L'associazione professionale non basta per l'assoggettamento all'IRAP

La semplice condivisione di spazi e servizi non è sufficiente ad equiparare una libera associazione tra professionisti ad una autonoma organizzazione.
irap
L'esistenza di un'associazione professionale non basta per potersi esigere l'IRAP. Questo dice, in sostanza, la sentenza n. 1662/15 della Corte di Cassazione, (sez. VI civile-T) e cioè che la semplice condivisione di spazi e servizi non è sufficiente ad equiparare una libera associazione tra professionisti ad una autonoma organizzazione.

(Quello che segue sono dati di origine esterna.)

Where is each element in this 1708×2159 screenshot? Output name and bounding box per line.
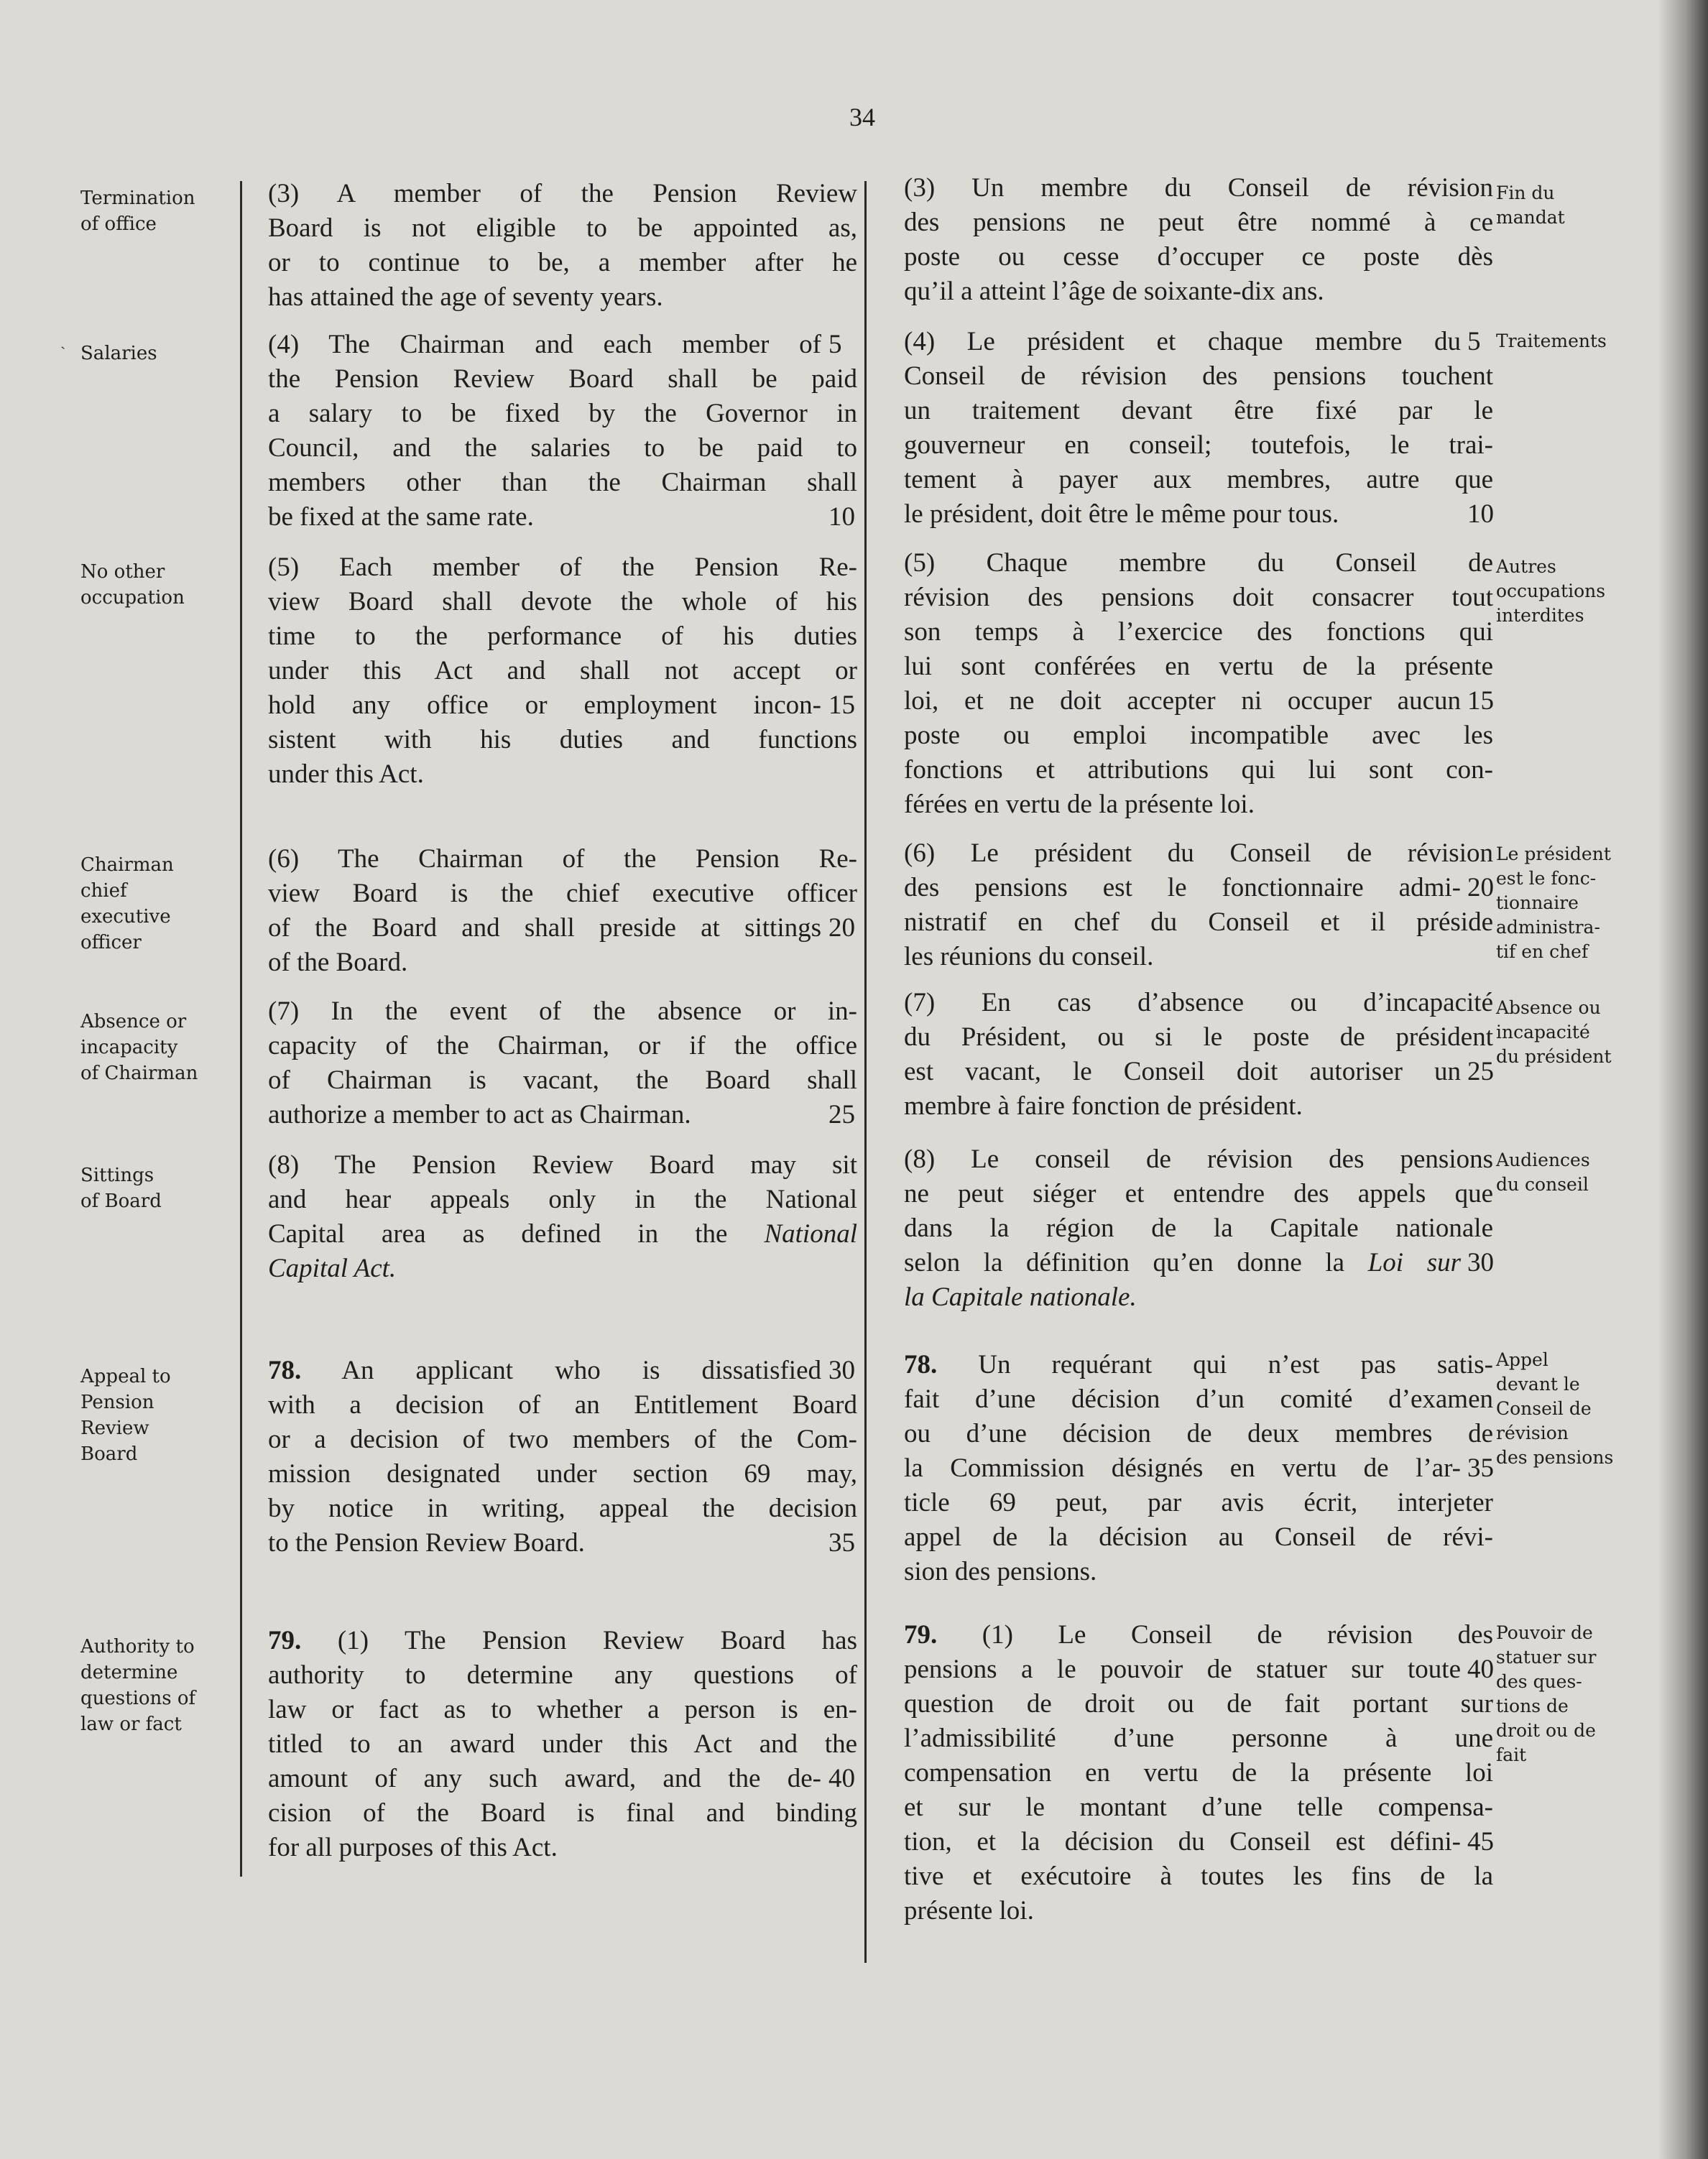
text-line <box>268 1693 857 1727</box>
line-text: tion, et la décision du Conseil est défini- <box>904 1827 1461 1857</box>
line-text: view Board is the chief executive officer <box>268 879 857 908</box>
paragraph <box>904 1618 1493 1928</box>
margin-note-line: tions de <box>1496 1696 1569 1716</box>
margin-note-left <box>80 559 231 611</box>
line-text: (5) Chaque membre du Conseil de <box>904 548 1493 578</box>
text-line <box>268 877 857 911</box>
left-column-rule <box>240 181 242 1877</box>
text-line <box>268 654 857 688</box>
line-text: la Commission désignés en vertu de l’ar- <box>904 1453 1461 1483</box>
line-text: tement à payer aux membres, autre que <box>904 465 1493 494</box>
text-line <box>268 177 857 211</box>
paragraph <box>904 325 1493 532</box>
margin-note-line: droit ou de <box>1496 1720 1596 1741</box>
margin-note-left <box>80 341 231 366</box>
line-text: for all purposes of this Act. <box>268 1833 558 1862</box>
line-text: le président, doit être le même pour tous. <box>904 499 1339 529</box>
line-number: 40 <box>1467 1655 1494 1684</box>
text-line <box>268 757 857 792</box>
margin-note-line: determine <box>80 1662 178 1683</box>
text-line <box>268 585 857 619</box>
paragraph <box>904 986 1493 1124</box>
text-line <box>268 619 857 654</box>
text-line <box>268 688 855 723</box>
margin-note-right <box>1496 996 1640 1069</box>
margin-note-line: devant le <box>1496 1374 1580 1395</box>
line-text: les réunions du conseil. <box>904 942 1154 971</box>
line-number: 25 <box>1467 1057 1494 1086</box>
line-text: loi, et ne doit accepter ni occuper aucun <box>904 686 1461 716</box>
text-line <box>268 500 855 535</box>
line-text: membre à faire fonction de président. <box>904 1091 1303 1121</box>
text-line <box>268 328 842 362</box>
text-line <box>904 394 1493 428</box>
text-line <box>268 994 857 1029</box>
paragraph <box>268 177 857 315</box>
line-text: ou d’une décision de deux membres de <box>904 1419 1493 1448</box>
line-text: 78. An applicant who is dissatisfied <box>268 1356 821 1385</box>
margin-note-line: Fin du <box>1496 182 1555 203</box>
text-line <box>904 1790 1493 1825</box>
text-line <box>268 280 857 315</box>
margin-note-line: law or fact <box>80 1714 182 1735</box>
text-line <box>268 1388 857 1423</box>
text-line <box>904 718 1493 753</box>
margin-note-line: du conseil <box>1496 1174 1589 1195</box>
margin-note-line: executive <box>80 906 171 928</box>
margin-note-line: administra- <box>1496 917 1600 938</box>
text-line <box>904 497 1494 532</box>
line-number: 45 <box>1467 1827 1494 1857</box>
text-line <box>268 362 857 397</box>
text-line <box>904 1618 1493 1652</box>
line-text: sion des pensions. <box>904 1557 1097 1586</box>
paragraph <box>268 842 857 980</box>
line-text: mission designated under section 69 may, <box>268 1459 857 1489</box>
margin-note-line: of Board <box>80 1191 162 1212</box>
margin-note-line: Termination <box>80 188 195 209</box>
text-line <box>268 1727 857 1762</box>
text-line <box>904 1555 1493 1589</box>
text-line <box>904 1211 1493 1246</box>
text-line <box>268 946 857 980</box>
text-line <box>904 684 1494 718</box>
margin-note-line: tif en chef <box>1496 941 1589 962</box>
text-line <box>268 1526 855 1561</box>
line-text: 78. Un requérant qui n’est pas satis- <box>904 1350 1493 1379</box>
line-text: (6) The Chairman of the Pension Re- <box>268 844 857 874</box>
text-line <box>904 1246 1494 1280</box>
margin-note-line: interdites <box>1496 605 1584 626</box>
text-line <box>268 1492 857 1526</box>
line-text: qu’il a atteint l’âge de soixante-dix ans. <box>904 277 1324 306</box>
text-line <box>268 466 857 500</box>
margin-note-line: Authority to <box>80 1636 195 1658</box>
margin-note-line: Conseil de <box>1496 1398 1592 1419</box>
line-number: 30 <box>828 1356 855 1385</box>
margin-tick-mark: ˋ <box>60 343 66 361</box>
margin-note-line: Traitements <box>1496 330 1607 351</box>
line-number: 10 <box>828 502 855 532</box>
text-line <box>904 1721 1493 1756</box>
margin-note-line: questions of <box>80 1688 196 1709</box>
line-number: 20 <box>1467 873 1494 902</box>
line-text: ticle 69 peut, par avis écrit, interjeter <box>904 1488 1493 1517</box>
text-line <box>904 1451 1494 1486</box>
text-line <box>268 1658 857 1693</box>
text-line <box>268 431 857 466</box>
line-text: of the Board. <box>268 948 408 977</box>
text-line <box>904 1486 1493 1520</box>
paragraph <box>268 994 857 1132</box>
text-line <box>904 546 1493 581</box>
margin-note-line: Sittings <box>80 1165 154 1186</box>
text-line <box>904 359 1493 394</box>
line-text: has attained the age of seventy years. <box>268 282 663 312</box>
line-text: fait d’une décision d’un comité d’examen <box>904 1384 1493 1414</box>
margin-note-line: révision <box>1496 1423 1569 1443</box>
page-number: 34 <box>849 103 875 131</box>
line-text: (4) Le président et chaque membre du <box>904 327 1461 356</box>
line-number: 40 <box>828 1764 855 1793</box>
line-text: du Président, ou si le poste de président <box>904 1022 1493 1052</box>
text-line <box>904 240 1493 274</box>
line-text: or a decision of two members of the Com- <box>268 1425 857 1454</box>
margin-note-line: officer <box>80 932 142 953</box>
paragraph <box>904 1348 1493 1589</box>
paragraph <box>904 1142 1493 1315</box>
line-text: (7) In the event of the absence or in- <box>268 997 857 1026</box>
text-line <box>904 1894 1493 1928</box>
line-text: and hear appeals only in the National <box>268 1185 857 1214</box>
paragraph <box>904 171 1493 309</box>
line-text: révision des pensions doit consacrer tout <box>904 583 1493 612</box>
margin-note-right <box>1496 181 1640 230</box>
line-text: amount of any such award, and the de- <box>268 1764 821 1793</box>
margin-note-left <box>80 852 231 956</box>
text-line <box>904 1417 1493 1451</box>
line-text: l’admissibilité d’une personne à une <box>904 1724 1493 1753</box>
margin-note-line: Pension <box>80 1392 154 1413</box>
text-line <box>904 986 1493 1020</box>
line-text: (3) Un membre du Conseil de révision <box>904 173 1493 203</box>
paragraph <box>904 546 1493 822</box>
line-text: la Capitale nationale. <box>904 1282 1137 1312</box>
paragraph <box>904 836 1493 974</box>
text-line <box>904 871 1494 905</box>
text-line <box>904 753 1493 787</box>
margin-note-line: Chairman <box>80 854 174 876</box>
line-number: 5 <box>1467 327 1481 356</box>
line-text: des pensions ne peut être nommé à ce <box>904 208 1493 237</box>
text-line <box>904 836 1493 871</box>
margin-note-right <box>1496 329 1640 353</box>
line-text: (8) The Pension Review Board may sit <box>268 1150 857 1180</box>
line-text: 79. (1) Le Conseil de révision des <box>904 1620 1493 1650</box>
line-text: pensions a le pouvoir de statuer sur toute <box>904 1655 1461 1684</box>
margin-note-line: incapacity <box>80 1037 178 1058</box>
line-text: titled to an award under this Act and the <box>268 1729 857 1759</box>
text-line <box>904 205 1493 240</box>
text-line <box>268 211 857 246</box>
paragraph <box>268 550 857 792</box>
text-line <box>268 1354 855 1388</box>
text-line <box>268 1183 857 1217</box>
paragraph <box>268 1624 857 1865</box>
line-text: Conseil de révision des pensions touchent <box>904 361 1493 391</box>
margin-note-line: Audiences <box>1496 1150 1590 1170</box>
line-text: under this Act and shall not accept or <box>268 656 857 685</box>
margin-note-right <box>1496 1148 1640 1197</box>
line-text: (6) Le président du Conseil de révision <box>904 838 1493 868</box>
line-text: son temps à l’exercice des fonctions qui <box>904 617 1493 647</box>
text-line <box>904 1055 1494 1089</box>
line-text: (8) Le conseil de révision des pensions <box>904 1145 1493 1174</box>
line-number: 15 <box>1467 686 1494 716</box>
text-line <box>904 1348 1493 1382</box>
text-line <box>268 1063 857 1098</box>
line-text: view Board shall devote the whole of his <box>268 587 857 616</box>
text-line <box>268 246 857 280</box>
text-line <box>904 940 1493 974</box>
text-line <box>268 550 857 585</box>
margin-note-line: No other <box>80 561 165 583</box>
margin-note-line: Review <box>80 1418 149 1439</box>
line-text: nistratif en chef du Conseil et il préside <box>904 907 1493 937</box>
line-text: dans la région de la Capitale nationale <box>904 1213 1493 1243</box>
margin-note-left <box>80 1364 231 1467</box>
margin-note-line: incapacité <box>1496 1022 1590 1042</box>
margin-note-line: est le fonc- <box>1496 868 1597 889</box>
line-number: 35 <box>1467 1453 1494 1483</box>
margin-note-line: chief <box>80 880 127 902</box>
text-line <box>904 1652 1494 1687</box>
text-line <box>904 1280 1493 1315</box>
page-edge-shadow <box>1658 0 1708 2159</box>
line-number: 35 <box>828 1528 855 1558</box>
paragraph <box>268 1148 857 1286</box>
line-text: (7) En cas d’absence ou d’incapacité <box>904 988 1493 1017</box>
text-line <box>904 463 1493 497</box>
text-line <box>268 1624 857 1658</box>
text-line <box>268 1796 857 1831</box>
margin-note-right <box>1496 842 1640 964</box>
margin-note-line: occupation <box>80 587 185 609</box>
line-text: lui sont conférées en vertu de la présente <box>904 652 1493 681</box>
line-number: 5 <box>828 330 842 359</box>
line-text: un traitement devant être fixé par le <box>904 396 1493 425</box>
margin-note-line: mandat <box>1496 207 1565 228</box>
margin-note-line: statuer sur <box>1496 1647 1597 1668</box>
text-line <box>904 1520 1493 1555</box>
paragraph <box>268 1354 857 1561</box>
text-line <box>904 325 1481 359</box>
line-text: law or fact as to whether a person is en- <box>268 1695 857 1724</box>
line-text: (4) The Chairman and each member of <box>268 330 821 359</box>
margin-note-line: Board <box>80 1443 138 1465</box>
margin-note-line: fait <box>1496 1744 1527 1765</box>
line-text: time to the performance of his duties <box>268 621 857 651</box>
line-text: (5) Each member of the Pension Re- <box>268 553 857 582</box>
margin-note-line: Appeal to <box>80 1366 171 1387</box>
line-text: cision of the Board is final and binding <box>268 1798 857 1828</box>
line-text: sistent with his duties and functions <box>268 725 857 754</box>
line-number: 30 <box>1467 1248 1494 1277</box>
margin-note-line: du président <box>1496 1046 1612 1067</box>
line-text: with a decision of an Entitlement Board <box>268 1390 857 1420</box>
text-line <box>904 274 1493 309</box>
text-line <box>904 428 1493 463</box>
line-text: members other than the Chairman shall <box>268 468 857 497</box>
text-line <box>904 787 1493 822</box>
text-line <box>904 1142 1493 1177</box>
text-line <box>904 1859 1493 1894</box>
line-text: fonctions et attributions qui lui sont con- <box>904 755 1493 785</box>
line-text: compensation en vertu de la présente loi <box>904 1758 1493 1788</box>
text-line <box>268 911 855 946</box>
line-text: of the Board and shall preside at sittings <box>268 913 821 943</box>
line-text: appel de la décision au Conseil de révi- <box>904 1522 1493 1552</box>
text-line <box>268 1457 857 1492</box>
line-text: Capital Act. <box>268 1254 397 1283</box>
line-text: a salary to be fixed by the Governor in <box>268 399 857 428</box>
text-line <box>904 1687 1493 1721</box>
text-line <box>268 842 857 877</box>
text-line <box>268 1831 857 1865</box>
line-text: gouverneur en conseil; toutefois, le trai- <box>904 430 1493 460</box>
text-line <box>904 649 1493 684</box>
line-number: 15 <box>828 690 855 720</box>
line-text: Board is not eligible to be appointed as, <box>268 213 857 243</box>
text-line <box>904 171 1493 205</box>
margin-note-line: Pouvoir de <box>1496 1622 1593 1643</box>
line-text: authority to determine any questions of <box>268 1660 857 1690</box>
text-line <box>268 723 857 757</box>
margin-note-right <box>1496 1348 1640 1470</box>
line-text: under this Act. <box>268 759 424 789</box>
center-column-rule <box>864 181 867 1963</box>
line-text: (3) A member of the Pension Review <box>268 179 857 208</box>
line-text: et sur le montant d’une telle compensa- <box>904 1793 1493 1822</box>
line-text: est vacant, le Conseil doit autoriser un <box>904 1057 1461 1086</box>
margin-note-right <box>1496 555 1640 628</box>
margin-note-line: of Chairman <box>80 1063 198 1084</box>
line-number: 10 <box>1467 499 1494 529</box>
line-text: question de droit ou de fait portant sur <box>904 1689 1493 1719</box>
line-text: férées en vertu de la présente loi. <box>904 790 1255 819</box>
text-line <box>268 1098 855 1132</box>
text-line <box>268 1252 857 1286</box>
line-number: 25 <box>828 1100 855 1129</box>
margin-note-left <box>80 1162 231 1214</box>
line-text: poste ou cesse d’occuper ce poste dès <box>904 242 1493 272</box>
paragraph <box>268 328 857 535</box>
margin-note-line: Absence or <box>80 1011 187 1032</box>
line-text: présente loi. <box>904 1896 1034 1925</box>
line-text: tive et exécutoire à toutes les fins de la <box>904 1862 1493 1891</box>
line-text: hold any office or employment incon- <box>268 690 821 720</box>
line-text: be fixed at the same rate. <box>268 502 534 532</box>
text-line <box>268 1423 857 1457</box>
margin-note-line: Autres <box>1496 556 1556 577</box>
margin-note-left <box>80 1009 231 1086</box>
line-text: authorize a member to act as Chairman. <box>268 1100 691 1129</box>
text-line <box>904 1020 1493 1055</box>
margin-note-line: tionnaire <box>1496 892 1579 913</box>
line-text: des pensions est le fonctionnaire admi- <box>904 873 1461 902</box>
text-line <box>268 1217 857 1252</box>
line-text: Council, and the salaries to be paid to <box>268 433 857 463</box>
text-line <box>904 1382 1493 1417</box>
text-line <box>268 1762 855 1796</box>
margin-note-line: des ques- <box>1496 1671 1582 1692</box>
margin-note-line: of office <box>80 213 157 235</box>
line-text: or to continue to be, a member after he <box>268 248 857 277</box>
line-text: the Pension Review Board shall be paid <box>268 364 857 394</box>
text-line <box>268 1148 857 1183</box>
margin-note-line: Salaries <box>80 343 157 364</box>
margin-note-line: Le président <box>1496 843 1611 864</box>
line-text: ne peut siéger et entendre des appels que <box>904 1179 1493 1208</box>
line-text: Capital area as defined in the National <box>268 1219 857 1249</box>
line-text: by notice in writing, appeal the decision <box>268 1494 857 1523</box>
margin-note-line: Appel <box>1496 1349 1548 1370</box>
text-line <box>268 1029 857 1063</box>
text-line <box>904 1089 1493 1124</box>
margin-note-line: des pensions <box>1496 1447 1614 1468</box>
line-text: of Chairman is vacant, the Board shall <box>268 1065 857 1095</box>
text-line <box>904 905 1493 940</box>
line-text: selon la définition qu’en donne la Loi sur <box>904 1248 1461 1277</box>
margin-note-line: Absence ou <box>1496 997 1601 1018</box>
margin-note-right <box>1496 1621 1640 1767</box>
text-line <box>904 615 1493 649</box>
line-text: poste ou emploi incompatible avec les <box>904 721 1493 750</box>
margin-note-line: occupations <box>1496 581 1606 601</box>
margin-note-left <box>80 1634 231 1737</box>
text-line <box>904 1756 1493 1790</box>
margin-note-left <box>80 185 231 237</box>
line-text: capacity of the Chairman, or if the office <box>268 1031 857 1060</box>
text-line <box>904 1825 1494 1859</box>
text-line <box>268 397 857 431</box>
line-text: 79. (1) The Pension Review Board has <box>268 1626 857 1655</box>
line-number: 20 <box>828 913 855 943</box>
text-line <box>904 581 1493 615</box>
line-text: to the Pension Review Board. <box>268 1528 585 1558</box>
text-line <box>904 1177 1493 1211</box>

Conditio sine qua non, infatti, dell'assoggettabilità alla tassazione IRAP è appunto il requisito dell'autonoma organizzazione, nella quale un insieme di soggetti diversi condividano non solo i servizi e le spese ad essi relative ma anche i redditi degli altri soggetti coinvolti.

E' frequente, oggi, il caso in cui una pluralità di professionisti condividano un edificio, ciascuno tuttavia mantenendo separati i propri spazi o condividendo soltanto alcune aree di servizio dedicate alla stampa o al ricevimento dei clienti. In questo modo i singoli soggetti hanno l'opportunità di contenere alcune spese - come quelle di affitto o del personale per il centralino, per fare alcuni esempi - dividendole con altri.

Tuttavia, la sentenza stabilisce chiaramente che la mera associazione professionale non è assoggettabile a tassazione IRAP poiché mancherebbe proprio il requisito impositivo - vale a dire l'autonoma organizzazione - che si ravvisa soltanto nel caso in cui i singoli soggetti esercitino le rispettive professioni o arti in forma associata, partecipando gli uni ai redditi degli altri e non come nel caso della semplice associazione, nella quale ciascuno svolge la propria attività in maniera del tutto autonoma e trattiene per intero il reddito che ne deriva, senza alcuna condivisione di quello derivante dall'attività degli altri associati.